Homayoun Falakshahi, a senior commodity analyst at Kpler, told Al-Monitor, “With Russia being a major player of OPEC+, cooperation on the oil front remains of extreme importance to most MENA countries.”
Most MENA countries have fallen short of publicly criticizing Moscow for the war and are trying to take advantage of the economic reality, he said. “However, while they are doing this, they are careful to do so in a diplomatic way, so they are telling Europe that they will foster energy relations, but this doesn’t mean that they undertake a shift from their traditional customers, which, for the Middle East, mainly consists of Eastern Asian countries.”
As the war drags on, some MENA countries may struggle to keep up with European demand.

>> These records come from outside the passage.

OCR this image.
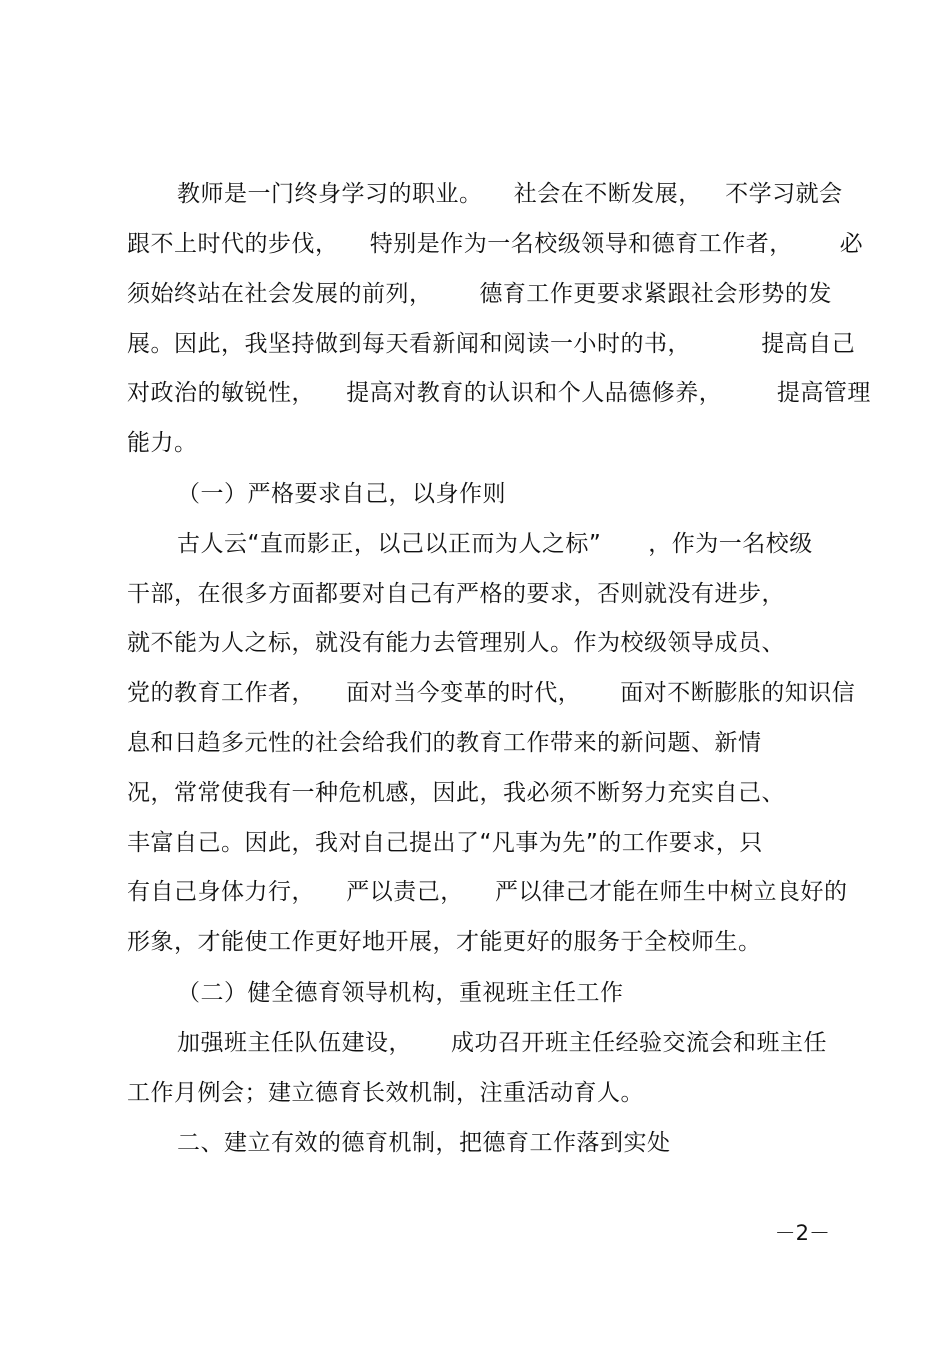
教师是一门终身学习的职业。    社会在不断发展，   不学习就会
跟不上时代的步伐，    特别是作为一名校级领导和德育工作者，      必
须始终站在社会发展的前列，      德育工作更要求紧跟社会形势的发
展。因此，我坚持做到每天看新闻和阅读一小时的书，         提高自己
对政治的敏锐性，    提高对教育的认识和个人品德修养，       提高管理
能力。
（一）严格要求自己，以身作则
古人云“直而影正，以己以正而为人之标”      ，作为一名校级
干部，在很多方面都要对自己有严格的要求，否则就没有进步，
就不能为人之标，就没有能力去管理别人。作为校级领导成员、
党的教育工作者，    面对当今变革的时代，     面对不断膨胀的知识信
息和日趋多元性的社会给我们的教育工作带来的新问题、新情
况，常常使我有一种危机感，因此，我必须不断努力充实自己、
丰富自己。因此，我对自己提出了“凡事为先”的工作要求，只
有自己身体力行，    严以责己，    严以律己才能在师生中树立良好的
形象，才能使工作更好地开展，才能更好的服务于全校师生。
（二）健全德育领导机构，重视班主任工作
加强班主任队伍建设，     成功召开班主任经验交流会和班主任
工作月例会；建立德育长效机制，注重活动育人。
二、建立有效的德育机制，把德育工作落到实处
－2－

There is a lack of spare capacity in the short term as well as many long-term supply contracts already in place.
For example, Qatar could not shift more than 10% of its product to Europe in 2022 compared to 2021 due to most already being sold via long-term contracts to Asian customers. The Gulf country did increase LNG exports to Europe last year, from 16.9 to 19.4 million tons, but Europe’s share only increased from 21.6% to 24.2%.
Overall oil shipments from the MENA region to Europe jumped from 1.2 million barrels a day in 2021 to 1.7 million in 2022, and Europe’s share increased from 7.5% to 9.4%. Europe’s products imports from MENA increased around 10% from 910,00 barrels a day in 2021 to 1 million in 2022, but has held around 1.2 million barrels per day so far in 2023.

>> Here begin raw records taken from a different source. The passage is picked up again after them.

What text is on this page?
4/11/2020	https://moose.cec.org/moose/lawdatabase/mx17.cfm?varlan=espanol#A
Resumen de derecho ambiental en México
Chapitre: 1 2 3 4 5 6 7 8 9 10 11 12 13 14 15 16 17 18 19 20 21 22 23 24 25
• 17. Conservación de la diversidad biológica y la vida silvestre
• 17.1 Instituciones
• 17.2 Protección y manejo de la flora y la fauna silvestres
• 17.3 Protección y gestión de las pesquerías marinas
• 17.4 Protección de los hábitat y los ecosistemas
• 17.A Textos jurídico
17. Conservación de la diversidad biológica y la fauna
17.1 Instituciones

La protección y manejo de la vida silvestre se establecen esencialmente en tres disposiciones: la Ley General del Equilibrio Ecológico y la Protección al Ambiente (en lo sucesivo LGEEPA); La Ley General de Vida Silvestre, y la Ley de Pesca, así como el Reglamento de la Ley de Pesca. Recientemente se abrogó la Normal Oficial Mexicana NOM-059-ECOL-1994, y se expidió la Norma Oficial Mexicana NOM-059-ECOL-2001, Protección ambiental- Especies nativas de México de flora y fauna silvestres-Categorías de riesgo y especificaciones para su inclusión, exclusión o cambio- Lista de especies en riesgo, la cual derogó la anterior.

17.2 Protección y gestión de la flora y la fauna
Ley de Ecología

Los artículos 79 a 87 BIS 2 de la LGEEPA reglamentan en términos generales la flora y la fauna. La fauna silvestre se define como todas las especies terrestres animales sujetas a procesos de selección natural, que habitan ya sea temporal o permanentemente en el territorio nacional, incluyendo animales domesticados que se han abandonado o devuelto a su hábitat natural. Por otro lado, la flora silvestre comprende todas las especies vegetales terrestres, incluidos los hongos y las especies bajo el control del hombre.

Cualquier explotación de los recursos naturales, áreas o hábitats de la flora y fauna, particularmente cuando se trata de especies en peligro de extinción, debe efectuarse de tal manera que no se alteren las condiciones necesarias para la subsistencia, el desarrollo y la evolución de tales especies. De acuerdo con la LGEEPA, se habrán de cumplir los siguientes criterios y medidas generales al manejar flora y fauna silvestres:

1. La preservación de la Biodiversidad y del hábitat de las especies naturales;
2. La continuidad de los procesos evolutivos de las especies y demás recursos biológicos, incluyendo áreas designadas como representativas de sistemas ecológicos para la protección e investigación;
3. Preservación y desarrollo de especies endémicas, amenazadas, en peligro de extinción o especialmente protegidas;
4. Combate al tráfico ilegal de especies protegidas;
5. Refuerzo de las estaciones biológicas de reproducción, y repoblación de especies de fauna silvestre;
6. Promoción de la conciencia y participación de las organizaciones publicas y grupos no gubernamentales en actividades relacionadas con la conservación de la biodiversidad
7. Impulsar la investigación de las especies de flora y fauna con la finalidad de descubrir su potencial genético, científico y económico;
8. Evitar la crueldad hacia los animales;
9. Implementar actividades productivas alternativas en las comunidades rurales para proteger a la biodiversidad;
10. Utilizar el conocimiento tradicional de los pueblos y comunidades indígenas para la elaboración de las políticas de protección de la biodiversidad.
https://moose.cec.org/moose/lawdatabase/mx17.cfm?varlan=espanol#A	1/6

“We have seen an increase in the energy trade between MENA and Europe but not a complete shift,” said Falakshahi. “The main increases have come from Saudi Arabia and Iraq in terms of volumes, but we’ve also seen a few trades with oil from Abu Dhabi, Kuwait and Oman reaching Europe, a very unusual trade as these countries were mostly focused on the Asian market before.”
European energy companies have shown strong interest in MENA projects, with Total, Eni and Shell signing contracts to develop Qatar’s LNG exports. “These same companies plus BP and Equinor are said to be interested in Algeria’s upcoming bidding round, and Total, which wanted to exit Iraq, finally decided to stay,” Falakshahi said.
He said that the Middle East could supply Europe with diesel and other refined products.
“Europe could face a shortage of diesel mostly, as it used to import 40% of its diesel from Russia and only started trimming down their imports as the latest sanctions package on Russian products was implemented on Feb. 5,” Falakshahi said. “The Middle East has a few refineries which have started operations recently or will do in the coming months: Jizan in Saudi Arabia, Al Zour in Kuwait, Karbala in Iraq, Duqm in Oman.”
He said the arbitrage will be such that it will make a lot of sense for these refiners to export to Europe.
The analyst believes that more Russian crude will be turned into MENA products and then re-exported into Europe, and North Africa could serve as a transhipment hub.
“Due to Russia’s main crude blend — Urals — having similar specifications as most Middle Eastern crude, it would make economic sense for some MENA countries to import Russian crude, refine it into products and export these to Europe. As soon as you mix crude with a drop of another crude or if you refine, it loses that Russian stamp.”
The MENA countries will foster better energy trade relations with Europe, he said, but are likely to maintain their focus on Asia, where they see most of the growth in the coming years.